On the other hand, Carter was clearly the crown prince of Archery. His father was the owner of the land nearly as far as he could see and the boss of all but one of the families in the area. As a boy, his appearance, wealth, reputation, and education set him apart from all the other residents of his village. Those twenty-three African-American families probably contained more than a hundred people, all of whom probably treated him with great deference. He himself mentions that he ran the Commissary when his parents were otherwise occupied, which is a rich source of experience for a young person: deciding who could buy on credit and who could not, who could be sold liquor and who could not, what to do in case of theft, how to handle returns, shortages, and other customer dissatisfaction, and confronting other such small but significantly discretionary situations. Superiority over others is a school for judgement and command, and it is not all that surprising that a large number of our presidents lived as masters among slaves (Washington, Jefferson, Madison, Monroe, Jackson, W.H. Harrison, Tyler, Polk, Taylor, Grant, and even Wilson briefly) or spent time managing simple stores (Jackson, Johnson, Grant, Truman, Carter, Clinton). These two categories cover all the presidents ever to come from the old Slave States, excepting the Texans, who deserve their own category in this and every other way.

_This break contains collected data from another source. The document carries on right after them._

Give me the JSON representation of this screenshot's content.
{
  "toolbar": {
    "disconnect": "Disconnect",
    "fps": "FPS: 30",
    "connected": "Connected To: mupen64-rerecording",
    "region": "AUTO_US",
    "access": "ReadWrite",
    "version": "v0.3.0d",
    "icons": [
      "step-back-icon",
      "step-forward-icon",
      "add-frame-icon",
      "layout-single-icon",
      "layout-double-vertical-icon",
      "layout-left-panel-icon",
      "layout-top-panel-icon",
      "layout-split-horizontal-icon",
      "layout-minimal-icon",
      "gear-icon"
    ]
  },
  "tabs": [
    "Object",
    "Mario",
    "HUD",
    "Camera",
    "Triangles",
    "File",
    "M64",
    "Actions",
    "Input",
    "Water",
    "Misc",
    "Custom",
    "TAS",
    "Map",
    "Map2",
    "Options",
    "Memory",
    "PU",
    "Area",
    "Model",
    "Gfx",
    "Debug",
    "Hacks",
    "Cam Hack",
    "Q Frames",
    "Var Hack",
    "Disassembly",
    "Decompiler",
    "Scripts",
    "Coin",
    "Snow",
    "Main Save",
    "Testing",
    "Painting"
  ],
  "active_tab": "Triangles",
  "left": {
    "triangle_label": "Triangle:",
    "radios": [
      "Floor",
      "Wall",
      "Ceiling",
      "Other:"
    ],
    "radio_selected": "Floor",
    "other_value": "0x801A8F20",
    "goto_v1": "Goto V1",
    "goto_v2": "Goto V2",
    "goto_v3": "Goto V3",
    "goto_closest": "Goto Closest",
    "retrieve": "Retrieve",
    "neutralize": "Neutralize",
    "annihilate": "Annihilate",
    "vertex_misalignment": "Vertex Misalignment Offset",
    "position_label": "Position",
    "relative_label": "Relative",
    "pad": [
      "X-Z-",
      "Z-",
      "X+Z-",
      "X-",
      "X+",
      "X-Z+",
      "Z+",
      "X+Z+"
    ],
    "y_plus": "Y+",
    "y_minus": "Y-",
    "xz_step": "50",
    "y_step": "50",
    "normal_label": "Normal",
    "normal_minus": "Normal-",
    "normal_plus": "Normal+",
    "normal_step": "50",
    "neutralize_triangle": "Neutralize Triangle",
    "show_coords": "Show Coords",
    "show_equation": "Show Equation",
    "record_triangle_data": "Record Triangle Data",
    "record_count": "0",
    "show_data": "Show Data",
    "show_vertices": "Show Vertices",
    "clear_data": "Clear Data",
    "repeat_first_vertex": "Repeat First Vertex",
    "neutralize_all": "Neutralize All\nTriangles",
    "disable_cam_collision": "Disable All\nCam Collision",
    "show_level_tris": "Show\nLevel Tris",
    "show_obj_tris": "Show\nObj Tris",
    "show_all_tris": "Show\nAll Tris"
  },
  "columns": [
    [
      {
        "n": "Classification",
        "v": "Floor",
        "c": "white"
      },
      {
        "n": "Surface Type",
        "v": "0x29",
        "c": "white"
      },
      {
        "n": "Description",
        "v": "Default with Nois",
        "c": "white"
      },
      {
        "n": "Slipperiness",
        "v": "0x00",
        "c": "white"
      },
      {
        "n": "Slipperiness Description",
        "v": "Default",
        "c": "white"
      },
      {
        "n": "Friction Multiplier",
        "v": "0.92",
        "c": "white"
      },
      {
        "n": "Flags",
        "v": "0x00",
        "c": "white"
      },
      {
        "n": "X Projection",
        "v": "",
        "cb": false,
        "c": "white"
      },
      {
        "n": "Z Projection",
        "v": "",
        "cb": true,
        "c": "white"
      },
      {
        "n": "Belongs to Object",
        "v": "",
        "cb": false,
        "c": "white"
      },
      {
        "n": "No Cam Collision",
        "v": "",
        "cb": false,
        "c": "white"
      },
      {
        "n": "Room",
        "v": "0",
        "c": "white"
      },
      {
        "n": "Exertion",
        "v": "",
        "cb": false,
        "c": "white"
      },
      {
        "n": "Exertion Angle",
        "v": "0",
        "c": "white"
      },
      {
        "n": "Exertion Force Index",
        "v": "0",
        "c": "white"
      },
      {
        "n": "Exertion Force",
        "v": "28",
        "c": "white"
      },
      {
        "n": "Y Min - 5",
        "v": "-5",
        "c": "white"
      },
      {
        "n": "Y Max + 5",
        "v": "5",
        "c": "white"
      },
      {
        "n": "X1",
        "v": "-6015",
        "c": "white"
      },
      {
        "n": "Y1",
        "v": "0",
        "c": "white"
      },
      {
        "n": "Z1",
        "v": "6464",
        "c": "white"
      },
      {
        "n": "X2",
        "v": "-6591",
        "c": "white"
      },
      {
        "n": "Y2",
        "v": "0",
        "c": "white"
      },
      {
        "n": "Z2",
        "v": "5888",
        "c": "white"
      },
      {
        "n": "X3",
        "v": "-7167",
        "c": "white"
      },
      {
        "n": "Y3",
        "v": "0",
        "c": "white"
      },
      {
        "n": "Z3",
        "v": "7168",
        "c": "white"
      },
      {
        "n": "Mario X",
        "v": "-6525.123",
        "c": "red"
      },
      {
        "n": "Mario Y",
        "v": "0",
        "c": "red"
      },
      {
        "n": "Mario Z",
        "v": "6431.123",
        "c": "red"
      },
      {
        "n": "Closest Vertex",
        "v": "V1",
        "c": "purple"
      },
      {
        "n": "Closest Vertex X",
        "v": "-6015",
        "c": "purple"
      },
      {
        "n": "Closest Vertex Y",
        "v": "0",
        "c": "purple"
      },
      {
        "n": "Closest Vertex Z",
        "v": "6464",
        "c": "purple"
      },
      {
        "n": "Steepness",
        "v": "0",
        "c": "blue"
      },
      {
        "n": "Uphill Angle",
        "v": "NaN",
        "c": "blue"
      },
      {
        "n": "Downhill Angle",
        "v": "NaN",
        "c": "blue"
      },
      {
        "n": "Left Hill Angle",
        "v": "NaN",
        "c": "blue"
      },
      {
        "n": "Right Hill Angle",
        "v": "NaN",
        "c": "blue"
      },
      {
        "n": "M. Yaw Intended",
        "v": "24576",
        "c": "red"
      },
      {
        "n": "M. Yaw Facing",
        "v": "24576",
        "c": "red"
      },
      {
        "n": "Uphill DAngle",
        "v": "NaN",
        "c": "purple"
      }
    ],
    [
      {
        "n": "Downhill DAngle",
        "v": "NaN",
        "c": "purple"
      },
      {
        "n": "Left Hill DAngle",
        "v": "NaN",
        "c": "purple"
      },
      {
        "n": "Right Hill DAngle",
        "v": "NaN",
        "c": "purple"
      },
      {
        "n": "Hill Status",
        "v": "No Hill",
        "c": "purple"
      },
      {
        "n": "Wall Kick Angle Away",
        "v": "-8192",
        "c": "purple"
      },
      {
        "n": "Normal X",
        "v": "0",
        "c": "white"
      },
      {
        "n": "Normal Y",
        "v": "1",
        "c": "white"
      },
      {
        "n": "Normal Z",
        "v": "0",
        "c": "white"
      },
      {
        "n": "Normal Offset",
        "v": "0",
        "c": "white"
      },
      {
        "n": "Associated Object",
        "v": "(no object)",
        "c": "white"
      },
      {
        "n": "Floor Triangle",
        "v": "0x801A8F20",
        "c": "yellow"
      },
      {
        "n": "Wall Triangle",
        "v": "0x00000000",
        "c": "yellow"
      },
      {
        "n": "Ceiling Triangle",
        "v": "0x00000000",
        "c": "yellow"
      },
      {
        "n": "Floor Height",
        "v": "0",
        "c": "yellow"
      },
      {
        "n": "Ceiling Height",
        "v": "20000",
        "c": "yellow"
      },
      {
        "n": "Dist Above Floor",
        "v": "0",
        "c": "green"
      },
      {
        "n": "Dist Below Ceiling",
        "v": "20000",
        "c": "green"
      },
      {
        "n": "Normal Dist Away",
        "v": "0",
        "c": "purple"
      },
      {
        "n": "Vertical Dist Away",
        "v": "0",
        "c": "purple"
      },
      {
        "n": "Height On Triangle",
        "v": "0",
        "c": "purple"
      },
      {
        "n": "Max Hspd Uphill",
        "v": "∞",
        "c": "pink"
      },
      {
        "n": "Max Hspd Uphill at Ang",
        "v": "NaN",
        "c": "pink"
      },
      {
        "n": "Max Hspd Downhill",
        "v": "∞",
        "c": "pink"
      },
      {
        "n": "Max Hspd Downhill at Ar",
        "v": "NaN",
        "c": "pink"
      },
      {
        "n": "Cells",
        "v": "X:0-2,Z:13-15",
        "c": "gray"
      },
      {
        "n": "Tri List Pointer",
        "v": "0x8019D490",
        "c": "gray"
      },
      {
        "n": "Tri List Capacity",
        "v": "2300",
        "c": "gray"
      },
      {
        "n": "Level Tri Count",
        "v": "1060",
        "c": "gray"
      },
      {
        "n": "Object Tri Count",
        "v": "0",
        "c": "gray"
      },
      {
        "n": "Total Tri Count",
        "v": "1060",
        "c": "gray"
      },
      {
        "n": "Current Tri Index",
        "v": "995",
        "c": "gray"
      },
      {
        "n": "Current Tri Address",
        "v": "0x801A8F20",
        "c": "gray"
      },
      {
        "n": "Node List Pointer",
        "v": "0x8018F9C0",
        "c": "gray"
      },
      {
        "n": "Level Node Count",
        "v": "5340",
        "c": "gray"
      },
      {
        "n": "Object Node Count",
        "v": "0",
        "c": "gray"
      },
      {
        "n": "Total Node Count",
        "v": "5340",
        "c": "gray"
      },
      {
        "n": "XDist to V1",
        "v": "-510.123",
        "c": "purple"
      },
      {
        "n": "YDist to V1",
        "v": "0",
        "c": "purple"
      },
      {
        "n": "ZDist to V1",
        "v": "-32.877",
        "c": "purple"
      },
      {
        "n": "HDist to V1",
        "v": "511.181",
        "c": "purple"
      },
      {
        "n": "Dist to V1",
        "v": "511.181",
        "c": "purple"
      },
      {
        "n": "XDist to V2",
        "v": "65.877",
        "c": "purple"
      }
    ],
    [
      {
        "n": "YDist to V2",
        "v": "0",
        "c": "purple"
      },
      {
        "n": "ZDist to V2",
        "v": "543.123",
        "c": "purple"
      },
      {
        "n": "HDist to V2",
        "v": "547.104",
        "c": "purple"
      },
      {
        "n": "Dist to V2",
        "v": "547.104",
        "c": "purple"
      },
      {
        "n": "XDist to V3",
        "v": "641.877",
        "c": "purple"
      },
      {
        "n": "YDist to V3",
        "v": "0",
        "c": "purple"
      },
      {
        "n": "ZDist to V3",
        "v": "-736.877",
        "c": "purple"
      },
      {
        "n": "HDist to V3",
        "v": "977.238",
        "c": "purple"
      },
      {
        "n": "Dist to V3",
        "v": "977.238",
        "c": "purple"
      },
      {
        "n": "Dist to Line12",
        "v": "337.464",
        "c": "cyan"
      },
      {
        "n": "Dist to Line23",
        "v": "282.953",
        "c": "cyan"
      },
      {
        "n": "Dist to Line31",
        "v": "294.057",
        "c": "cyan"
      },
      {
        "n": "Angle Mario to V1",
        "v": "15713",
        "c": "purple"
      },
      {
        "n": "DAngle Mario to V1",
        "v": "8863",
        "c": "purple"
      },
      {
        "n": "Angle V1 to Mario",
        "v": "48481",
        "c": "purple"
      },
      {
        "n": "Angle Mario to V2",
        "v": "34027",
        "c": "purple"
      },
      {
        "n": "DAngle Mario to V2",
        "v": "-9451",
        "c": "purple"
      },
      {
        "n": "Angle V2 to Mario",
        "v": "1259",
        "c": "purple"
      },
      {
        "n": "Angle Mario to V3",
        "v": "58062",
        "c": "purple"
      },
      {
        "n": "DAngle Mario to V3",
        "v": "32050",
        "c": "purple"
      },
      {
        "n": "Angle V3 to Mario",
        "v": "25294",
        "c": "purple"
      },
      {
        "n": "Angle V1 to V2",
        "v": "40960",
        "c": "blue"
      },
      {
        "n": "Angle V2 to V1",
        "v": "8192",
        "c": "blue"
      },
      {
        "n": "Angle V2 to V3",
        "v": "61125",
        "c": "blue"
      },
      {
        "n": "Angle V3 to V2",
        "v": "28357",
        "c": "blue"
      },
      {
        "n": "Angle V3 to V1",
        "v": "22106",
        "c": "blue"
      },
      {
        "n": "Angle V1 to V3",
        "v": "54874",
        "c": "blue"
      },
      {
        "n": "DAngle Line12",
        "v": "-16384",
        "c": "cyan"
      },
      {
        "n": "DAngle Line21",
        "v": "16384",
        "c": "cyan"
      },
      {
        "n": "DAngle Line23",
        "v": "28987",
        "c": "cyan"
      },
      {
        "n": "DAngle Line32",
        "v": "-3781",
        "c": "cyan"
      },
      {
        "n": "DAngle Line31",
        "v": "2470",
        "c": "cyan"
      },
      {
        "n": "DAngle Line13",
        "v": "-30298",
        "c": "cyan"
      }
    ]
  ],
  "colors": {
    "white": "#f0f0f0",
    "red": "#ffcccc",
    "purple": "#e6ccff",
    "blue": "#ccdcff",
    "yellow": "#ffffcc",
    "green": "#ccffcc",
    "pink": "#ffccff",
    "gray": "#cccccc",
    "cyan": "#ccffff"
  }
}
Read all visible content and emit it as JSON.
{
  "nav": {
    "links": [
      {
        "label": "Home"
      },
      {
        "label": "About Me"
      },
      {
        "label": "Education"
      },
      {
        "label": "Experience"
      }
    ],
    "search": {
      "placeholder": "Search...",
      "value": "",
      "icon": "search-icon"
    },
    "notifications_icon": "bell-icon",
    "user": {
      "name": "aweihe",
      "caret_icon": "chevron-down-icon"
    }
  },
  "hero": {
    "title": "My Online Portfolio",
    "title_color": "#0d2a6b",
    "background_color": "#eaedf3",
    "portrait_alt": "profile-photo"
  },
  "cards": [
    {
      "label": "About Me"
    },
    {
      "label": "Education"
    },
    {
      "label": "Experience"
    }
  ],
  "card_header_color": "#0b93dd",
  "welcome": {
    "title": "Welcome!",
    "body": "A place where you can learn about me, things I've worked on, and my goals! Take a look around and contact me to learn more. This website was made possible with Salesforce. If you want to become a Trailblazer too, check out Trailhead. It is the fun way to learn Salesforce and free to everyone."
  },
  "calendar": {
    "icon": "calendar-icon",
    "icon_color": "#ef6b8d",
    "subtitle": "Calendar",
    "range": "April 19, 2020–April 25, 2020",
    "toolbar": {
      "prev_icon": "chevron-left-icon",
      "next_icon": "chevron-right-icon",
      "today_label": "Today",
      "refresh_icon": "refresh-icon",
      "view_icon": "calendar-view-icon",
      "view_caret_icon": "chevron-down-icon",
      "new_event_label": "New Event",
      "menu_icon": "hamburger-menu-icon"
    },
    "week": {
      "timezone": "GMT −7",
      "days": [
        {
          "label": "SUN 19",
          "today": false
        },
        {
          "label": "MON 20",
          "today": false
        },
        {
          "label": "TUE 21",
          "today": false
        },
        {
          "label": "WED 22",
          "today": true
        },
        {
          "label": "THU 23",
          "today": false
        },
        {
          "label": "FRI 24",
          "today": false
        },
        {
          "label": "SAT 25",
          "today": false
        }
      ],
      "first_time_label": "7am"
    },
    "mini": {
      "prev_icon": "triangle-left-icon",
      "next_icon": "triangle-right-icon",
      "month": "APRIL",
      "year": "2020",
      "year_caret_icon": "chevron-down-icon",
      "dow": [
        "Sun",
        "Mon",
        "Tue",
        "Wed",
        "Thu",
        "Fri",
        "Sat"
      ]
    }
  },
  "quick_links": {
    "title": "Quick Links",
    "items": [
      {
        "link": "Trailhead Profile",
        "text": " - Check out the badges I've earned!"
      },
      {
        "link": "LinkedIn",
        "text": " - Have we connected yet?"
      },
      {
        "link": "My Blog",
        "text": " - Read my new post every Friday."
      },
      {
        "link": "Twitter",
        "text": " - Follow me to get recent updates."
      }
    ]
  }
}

It would be interesting to learn more about the evolutionary successor to plantation life in the South, and how it continued to develop after Carter. Carter’s own accounts seem likely to be sentimentalized and politically crafted; but as a president, he undoubtedly has drawn the strong spotlight of investigation. A full investigation of racial roles on the farm would be fascinating. Carter continually mentions that the black children in the town were his friends; did they get to play tennis with him? Did they sometimes eat at the dinner table with him? Other typical plantation topics – like the sexual dynamics between the farmer’s son and the black girls of the village – I will presume we will never know for certain.
All these topics may be covered in the existing biographies, none of which I have read. I myself know nothing about Carter besides what a person growing up in the 1980s would hear in normal political discussion and what I could see at the site. I wish there had been an engaged, knowledgeable, and honest person at the site to discuss these things with. The Carter boyhood is now another research topic to add to my list.